Paediatric Intensive Care Unit, Department of Paediatrics, Sapienza University of Rome, Rome, Italy.
Medical Engineering Laboratory, Department of Civil Engineering and Computer Science Engineering, University of Rome "Tor Vergata", Rome, Italy.
Paediatr Anaesth. 2021 Jul;31(7):809-819. doi: 10.1111/pan.14194. Epub 2021 May 6.
Nasopharyngeal tubes are useful in pediatric anesthesia for insufflating oxygen and anesthetics. During nasopharyngeal tube-anesthesia, gas insufflation provides some positive oropharyngeal pressure that differs from the proximal airway pressure owing to the flow-dependent pressure drop across the nasopharyngeal tube (ΔP ).
This study aimed to investigate whether ΔP could be used for calculating oropharyngeal pressure during nasopharyngeal tube-assisted anesthesia.
In a physical model of nasopharyngeal tube-anesthesia, using Rohrer's equation, we calculated ΔP for three nasopharyngeal tubes (3.5, 4.0, and 5.0 mm inner diameter) under oxygen and several sevoflurane in oxygen combinations in two ventilatory scenarios (continuous positive airway pressure and intermittent positive pressure ventilation). We then calculated oropharyngeal pressure as proximal airway pressure minus ΔP . Calculated and measured oropharyngeal pressure couples of values were compared with the root mean square deviation to assess accuracy. We also investigated whether oropharyngeal pressure accuracy depends on the nasopharyngeal tube diameter, flow rate, gas composition, and leak size. Using ΔP charts, we tested whether ΔP calculation was feasible in clinical practice.
When we tested small-diameter nasopharyngeal tubes at high-flow or high-peak inspiratory pressure, proximal airway pressure measurements markedly overestimated oropharyngeal pressure. Comparing measured and calculated maximum and minimum oropharyngeal pressure couples yielded root mean square deviations less than 0.5 cmH O regardless of ventilatory modality, nasopharyngeal tube diameter, flow rate, gas composition, and leak size.
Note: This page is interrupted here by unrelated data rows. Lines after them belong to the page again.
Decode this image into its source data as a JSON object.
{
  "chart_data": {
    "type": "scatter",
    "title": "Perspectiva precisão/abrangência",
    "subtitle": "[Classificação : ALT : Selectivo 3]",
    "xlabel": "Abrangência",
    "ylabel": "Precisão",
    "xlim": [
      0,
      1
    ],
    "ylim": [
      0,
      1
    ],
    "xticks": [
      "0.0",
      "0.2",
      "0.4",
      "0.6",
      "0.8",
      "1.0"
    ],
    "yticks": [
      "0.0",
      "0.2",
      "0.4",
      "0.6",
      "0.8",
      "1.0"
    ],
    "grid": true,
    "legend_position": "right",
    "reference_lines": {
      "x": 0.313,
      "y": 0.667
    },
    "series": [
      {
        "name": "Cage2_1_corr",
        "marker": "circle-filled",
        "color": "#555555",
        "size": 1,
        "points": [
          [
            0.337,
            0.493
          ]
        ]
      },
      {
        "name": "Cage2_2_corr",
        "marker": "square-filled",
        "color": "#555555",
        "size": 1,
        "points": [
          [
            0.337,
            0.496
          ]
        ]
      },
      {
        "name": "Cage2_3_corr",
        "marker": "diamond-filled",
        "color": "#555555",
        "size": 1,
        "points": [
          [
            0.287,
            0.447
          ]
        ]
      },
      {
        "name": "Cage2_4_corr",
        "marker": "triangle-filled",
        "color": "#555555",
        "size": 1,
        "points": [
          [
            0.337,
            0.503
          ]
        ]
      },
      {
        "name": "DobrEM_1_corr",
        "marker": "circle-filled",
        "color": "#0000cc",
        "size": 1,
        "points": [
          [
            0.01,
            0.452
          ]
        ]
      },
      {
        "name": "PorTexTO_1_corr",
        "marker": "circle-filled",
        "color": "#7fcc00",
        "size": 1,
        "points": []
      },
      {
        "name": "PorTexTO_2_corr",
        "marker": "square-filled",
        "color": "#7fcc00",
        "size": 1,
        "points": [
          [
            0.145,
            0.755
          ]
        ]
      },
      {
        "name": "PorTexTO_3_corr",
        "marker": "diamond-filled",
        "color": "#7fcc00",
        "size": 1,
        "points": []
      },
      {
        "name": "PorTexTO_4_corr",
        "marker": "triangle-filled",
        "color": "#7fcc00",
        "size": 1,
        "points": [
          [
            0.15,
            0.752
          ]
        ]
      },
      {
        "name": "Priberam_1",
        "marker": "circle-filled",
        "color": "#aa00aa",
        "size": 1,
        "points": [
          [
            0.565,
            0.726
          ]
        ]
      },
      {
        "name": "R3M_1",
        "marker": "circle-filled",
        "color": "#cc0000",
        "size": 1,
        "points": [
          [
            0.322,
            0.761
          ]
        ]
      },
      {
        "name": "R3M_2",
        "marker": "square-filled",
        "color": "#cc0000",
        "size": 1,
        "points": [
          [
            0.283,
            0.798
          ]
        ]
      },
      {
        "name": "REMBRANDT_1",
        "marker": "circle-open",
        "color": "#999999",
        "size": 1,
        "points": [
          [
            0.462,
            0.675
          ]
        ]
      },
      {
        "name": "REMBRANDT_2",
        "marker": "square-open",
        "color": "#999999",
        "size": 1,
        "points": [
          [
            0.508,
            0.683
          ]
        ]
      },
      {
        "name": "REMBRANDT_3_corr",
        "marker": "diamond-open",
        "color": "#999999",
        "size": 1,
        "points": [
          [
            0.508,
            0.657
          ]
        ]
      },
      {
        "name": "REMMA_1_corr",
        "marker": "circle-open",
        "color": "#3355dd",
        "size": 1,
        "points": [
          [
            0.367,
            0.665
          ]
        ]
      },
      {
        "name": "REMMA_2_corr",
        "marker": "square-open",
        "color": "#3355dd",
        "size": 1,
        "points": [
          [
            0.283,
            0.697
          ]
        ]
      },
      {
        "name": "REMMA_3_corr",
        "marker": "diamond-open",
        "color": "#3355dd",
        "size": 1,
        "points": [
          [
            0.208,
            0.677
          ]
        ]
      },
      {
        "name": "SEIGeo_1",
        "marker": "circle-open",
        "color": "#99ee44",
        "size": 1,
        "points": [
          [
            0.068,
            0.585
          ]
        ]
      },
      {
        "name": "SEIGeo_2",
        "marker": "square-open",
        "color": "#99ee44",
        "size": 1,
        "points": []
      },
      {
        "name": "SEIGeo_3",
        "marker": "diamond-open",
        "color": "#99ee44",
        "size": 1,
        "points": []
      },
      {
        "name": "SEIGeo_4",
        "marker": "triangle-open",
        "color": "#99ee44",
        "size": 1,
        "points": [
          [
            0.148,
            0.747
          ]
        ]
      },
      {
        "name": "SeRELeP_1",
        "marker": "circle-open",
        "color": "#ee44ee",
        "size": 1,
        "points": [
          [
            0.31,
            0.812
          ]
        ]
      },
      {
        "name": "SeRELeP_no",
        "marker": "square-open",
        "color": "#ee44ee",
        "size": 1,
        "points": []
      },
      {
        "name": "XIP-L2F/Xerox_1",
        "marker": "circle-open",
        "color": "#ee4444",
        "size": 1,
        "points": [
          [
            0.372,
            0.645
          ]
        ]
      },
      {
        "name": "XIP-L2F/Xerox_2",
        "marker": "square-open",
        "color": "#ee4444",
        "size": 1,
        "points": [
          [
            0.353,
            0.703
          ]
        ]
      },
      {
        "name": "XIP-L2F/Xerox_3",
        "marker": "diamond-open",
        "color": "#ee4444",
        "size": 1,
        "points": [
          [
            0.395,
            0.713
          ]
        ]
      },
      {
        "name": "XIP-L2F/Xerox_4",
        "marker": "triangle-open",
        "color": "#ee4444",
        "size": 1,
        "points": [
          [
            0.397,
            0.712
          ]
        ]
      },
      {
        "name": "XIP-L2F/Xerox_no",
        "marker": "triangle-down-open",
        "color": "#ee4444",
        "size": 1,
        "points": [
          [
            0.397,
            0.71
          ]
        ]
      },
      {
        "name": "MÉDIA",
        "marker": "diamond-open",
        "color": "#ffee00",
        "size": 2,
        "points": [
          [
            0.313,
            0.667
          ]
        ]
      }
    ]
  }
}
During nasopharyngeal tube-assisted anesthesia, proximal airway pressure readings on the anesthetic monitoring machine overestimate oropharyngeal pressure especially for smaller-diameter nasopharyngeal tubes and higher flow, and to a lesser extent for large leaks. Given the importance of calculating oropharyngeal pressure in guiding nasopharyngeal tube ventilation in clinical practice, we propose an accurate calculation using Rohrer's equation method, or approximating oropharyngeal pressure from flow and pressure readings on the anesthetic machine using the ΔP charts.
在小儿麻醉中,鼻咽通气管可用于输送氧气和麻醉剂。在经鼻咽通气管麻醉期间,由于通过鼻咽通气管的气流依赖性压力降,气体输送会提供一些正压口咽压力,这与近端气道压力不同(ΔP)。
本研究旨在探讨在经鼻咽通气管辅助麻醉期间,ΔP 是否可用于计算口咽压力。
在鼻咽通气管麻醉的物理模型中,使用 Rohrer 方程,我们计算了三种内径(3.5、4.0 和 5.0 毫米)的鼻咽通气管在两种通气模式(持续气道正压通气和间歇正压通气)下,在氧气和几种七氟醚与氧气组合下的ΔP。然后,我们将口咽压力计算为近端气道压力减去ΔP。比较计算和测量的口咽压力对值与均方根偏差,以评估准确性。我们还研究了口咽压力的准确性是否取决于鼻咽通气管的直径、流量、气体组成和泄漏大小。使用ΔP 图表,我们测试了在临床实践中计算ΔP 是否可行。
当我们在高流量或高吸气峰压下测试小直径鼻咽通气管时,近端气道压力测量值显著高估了口咽压力。比较测量和计算的最大和最小口咽压力对值,均方根偏差小于 0.5 cmH2O,无论通气方式、鼻咽通气管直径、流量、气体组成和泄漏大小如何。
在经鼻咽通气管辅助麻醉期间,麻醉监测仪上的近端气道压力读数会高估口咽压力,尤其是对于较小直径的鼻咽通气管和更高的流量,并且在较小程度上对于较大的泄漏。鉴于在临床实践中计算口咽压力对口咽通气管通气的指导意义重大,我们建议使用 Rohrer 方程方法进行准确计算,或者使用麻醉机上的流量和压力读数,通过ΔP 图表近似计算口咽压力。